Should one's service to the objectives or interests of
the Ananorm lead
to one's death, this has, perhaps, no immediate impact on the
attainment of a neutral-inclusive society, of the ideal of
veridical truth or of a universal respect for persons, yet it is
a way of dying which stands out among all other ways of dying
because of its meaning. Being determined by
the Norm itself,
the meaning of such a death is the same as that of life. The path of
anafactive conduct which leads to death,
while pursuing neutral-inclusive ends or while serving the interests
of the Norm, does not lead to meaninglessness; on the contrary, it
preserves the very meaningfulness of the mortal life in death.
It is in this manner that 'to partake of Dao', the Way, the
ultimate principle, 'and so to be authentic, that is eternal,
immortal' is 'to grasp the imperishable in the perishable' or
the suprapersonal in the personal. This conclusion was already
drawn more than two thousand years earlier: "The person who attains
the ultimate, attains the everlasting. Tho 'er body may decay,
'e never perishes".
THE DAO OF NANHONORE
When people know how to show honor as honor,
they know how to show dishonor as dishonor.

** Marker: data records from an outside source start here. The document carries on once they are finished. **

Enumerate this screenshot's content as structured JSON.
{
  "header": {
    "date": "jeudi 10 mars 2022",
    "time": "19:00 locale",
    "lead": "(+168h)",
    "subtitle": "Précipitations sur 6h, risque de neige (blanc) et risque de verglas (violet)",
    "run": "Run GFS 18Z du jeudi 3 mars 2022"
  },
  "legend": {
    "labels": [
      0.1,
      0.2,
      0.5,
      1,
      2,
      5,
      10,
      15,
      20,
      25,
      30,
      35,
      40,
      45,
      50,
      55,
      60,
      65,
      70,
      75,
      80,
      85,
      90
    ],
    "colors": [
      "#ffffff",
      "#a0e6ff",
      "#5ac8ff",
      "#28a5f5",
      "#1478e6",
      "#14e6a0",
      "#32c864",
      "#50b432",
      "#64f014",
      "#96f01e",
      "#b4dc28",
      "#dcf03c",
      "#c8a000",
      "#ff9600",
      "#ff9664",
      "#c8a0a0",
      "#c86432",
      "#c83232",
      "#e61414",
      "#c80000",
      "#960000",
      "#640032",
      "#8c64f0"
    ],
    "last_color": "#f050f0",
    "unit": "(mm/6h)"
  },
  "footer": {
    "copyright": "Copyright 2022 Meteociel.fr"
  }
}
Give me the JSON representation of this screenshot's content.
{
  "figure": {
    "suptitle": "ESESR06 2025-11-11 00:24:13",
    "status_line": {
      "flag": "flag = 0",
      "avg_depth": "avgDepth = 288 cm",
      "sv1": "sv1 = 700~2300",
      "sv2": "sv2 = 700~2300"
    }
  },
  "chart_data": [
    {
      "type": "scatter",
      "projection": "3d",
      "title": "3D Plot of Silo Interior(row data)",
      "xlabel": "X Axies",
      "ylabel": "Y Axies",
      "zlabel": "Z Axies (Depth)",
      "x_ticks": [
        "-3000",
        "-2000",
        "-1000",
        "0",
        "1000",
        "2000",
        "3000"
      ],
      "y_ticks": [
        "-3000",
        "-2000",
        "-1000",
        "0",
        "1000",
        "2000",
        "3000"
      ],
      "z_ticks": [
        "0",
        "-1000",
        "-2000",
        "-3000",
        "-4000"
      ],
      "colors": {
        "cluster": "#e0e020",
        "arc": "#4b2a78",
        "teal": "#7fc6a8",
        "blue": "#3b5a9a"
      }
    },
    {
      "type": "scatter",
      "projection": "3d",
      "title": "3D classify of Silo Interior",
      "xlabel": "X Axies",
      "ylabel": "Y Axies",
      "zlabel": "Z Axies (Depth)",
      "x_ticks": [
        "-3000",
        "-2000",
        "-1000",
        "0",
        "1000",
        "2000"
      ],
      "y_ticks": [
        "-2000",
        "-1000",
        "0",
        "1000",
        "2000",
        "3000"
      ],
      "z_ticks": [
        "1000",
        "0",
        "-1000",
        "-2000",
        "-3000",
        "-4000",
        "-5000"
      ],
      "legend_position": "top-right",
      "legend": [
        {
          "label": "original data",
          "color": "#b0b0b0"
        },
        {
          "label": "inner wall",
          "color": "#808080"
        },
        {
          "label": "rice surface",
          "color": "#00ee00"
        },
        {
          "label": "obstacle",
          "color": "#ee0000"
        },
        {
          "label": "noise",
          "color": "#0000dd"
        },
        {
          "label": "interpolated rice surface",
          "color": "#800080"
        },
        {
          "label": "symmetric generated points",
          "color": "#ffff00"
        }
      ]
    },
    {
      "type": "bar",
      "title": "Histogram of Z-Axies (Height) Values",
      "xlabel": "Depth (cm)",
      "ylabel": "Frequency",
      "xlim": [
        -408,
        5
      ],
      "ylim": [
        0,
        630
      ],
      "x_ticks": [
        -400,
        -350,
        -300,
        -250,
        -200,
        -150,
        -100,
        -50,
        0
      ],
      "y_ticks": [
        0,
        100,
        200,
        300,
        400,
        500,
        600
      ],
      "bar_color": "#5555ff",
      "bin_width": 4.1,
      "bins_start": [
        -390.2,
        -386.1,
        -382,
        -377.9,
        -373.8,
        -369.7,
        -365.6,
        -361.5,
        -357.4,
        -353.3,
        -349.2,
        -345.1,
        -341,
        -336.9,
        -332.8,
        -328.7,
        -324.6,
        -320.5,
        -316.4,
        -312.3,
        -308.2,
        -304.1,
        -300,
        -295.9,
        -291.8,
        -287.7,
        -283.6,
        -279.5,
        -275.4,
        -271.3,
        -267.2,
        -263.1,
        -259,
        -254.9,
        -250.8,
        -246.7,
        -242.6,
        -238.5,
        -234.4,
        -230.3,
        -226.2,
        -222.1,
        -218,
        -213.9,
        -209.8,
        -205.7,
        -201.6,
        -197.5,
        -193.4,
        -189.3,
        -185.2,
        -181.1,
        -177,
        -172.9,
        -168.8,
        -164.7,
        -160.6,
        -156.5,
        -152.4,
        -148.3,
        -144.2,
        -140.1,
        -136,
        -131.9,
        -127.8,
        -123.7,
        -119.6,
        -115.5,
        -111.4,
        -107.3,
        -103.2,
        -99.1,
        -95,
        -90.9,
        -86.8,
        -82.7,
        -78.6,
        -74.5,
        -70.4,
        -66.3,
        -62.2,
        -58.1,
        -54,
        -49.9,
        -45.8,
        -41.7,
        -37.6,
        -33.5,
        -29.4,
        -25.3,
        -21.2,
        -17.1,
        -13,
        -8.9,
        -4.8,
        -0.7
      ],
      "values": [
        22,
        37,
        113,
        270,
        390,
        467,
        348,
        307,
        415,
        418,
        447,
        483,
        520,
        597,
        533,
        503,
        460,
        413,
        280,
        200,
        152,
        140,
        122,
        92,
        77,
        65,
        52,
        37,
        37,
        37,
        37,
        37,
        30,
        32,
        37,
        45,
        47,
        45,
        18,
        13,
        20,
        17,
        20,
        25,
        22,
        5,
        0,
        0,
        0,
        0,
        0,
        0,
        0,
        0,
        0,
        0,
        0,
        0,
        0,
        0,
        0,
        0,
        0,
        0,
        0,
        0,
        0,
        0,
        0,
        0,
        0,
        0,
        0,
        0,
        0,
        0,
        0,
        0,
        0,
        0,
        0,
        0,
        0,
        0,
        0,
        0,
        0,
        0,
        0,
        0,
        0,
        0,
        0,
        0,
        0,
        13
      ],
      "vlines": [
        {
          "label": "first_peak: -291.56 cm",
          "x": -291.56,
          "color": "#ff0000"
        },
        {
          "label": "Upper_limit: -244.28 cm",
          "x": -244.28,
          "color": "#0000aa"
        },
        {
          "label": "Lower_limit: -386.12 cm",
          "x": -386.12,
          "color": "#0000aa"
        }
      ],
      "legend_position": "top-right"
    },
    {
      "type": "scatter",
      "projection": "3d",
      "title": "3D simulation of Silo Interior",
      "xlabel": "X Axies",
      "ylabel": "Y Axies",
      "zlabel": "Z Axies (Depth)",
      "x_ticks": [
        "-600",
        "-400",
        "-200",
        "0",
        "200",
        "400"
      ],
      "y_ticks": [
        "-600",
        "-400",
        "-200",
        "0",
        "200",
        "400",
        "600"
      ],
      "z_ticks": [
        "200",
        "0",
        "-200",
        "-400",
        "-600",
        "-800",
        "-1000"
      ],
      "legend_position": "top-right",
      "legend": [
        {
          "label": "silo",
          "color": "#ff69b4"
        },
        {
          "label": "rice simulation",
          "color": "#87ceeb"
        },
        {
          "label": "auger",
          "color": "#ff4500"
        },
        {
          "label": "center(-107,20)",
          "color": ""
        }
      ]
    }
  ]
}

When they are thus subject to being honored,
they are thus subject to being dishonored.
When they further distinguish 'high' and 'big' and 'in',
they further distinguish 'low' and 'small' and 'out'.
When they speak of "young" and "rich" and "mine",
they speak of "old" and "poor" and "thine".
And when there finally arises
the recognition of what is really wrong,
the recognition of what is really right.
the person who promotes
the cause of neutral-inclusivity
under the denomination of the Ananorm
accomplishes 'er task
without claiming exclusive credit for it,
and without receiving such credit for it.
It is precisely
because 'e does not claim exclusive credit for it, and
because 'e does not receive such credit for it,
that 'er accomplishment can wholly remain with 'im.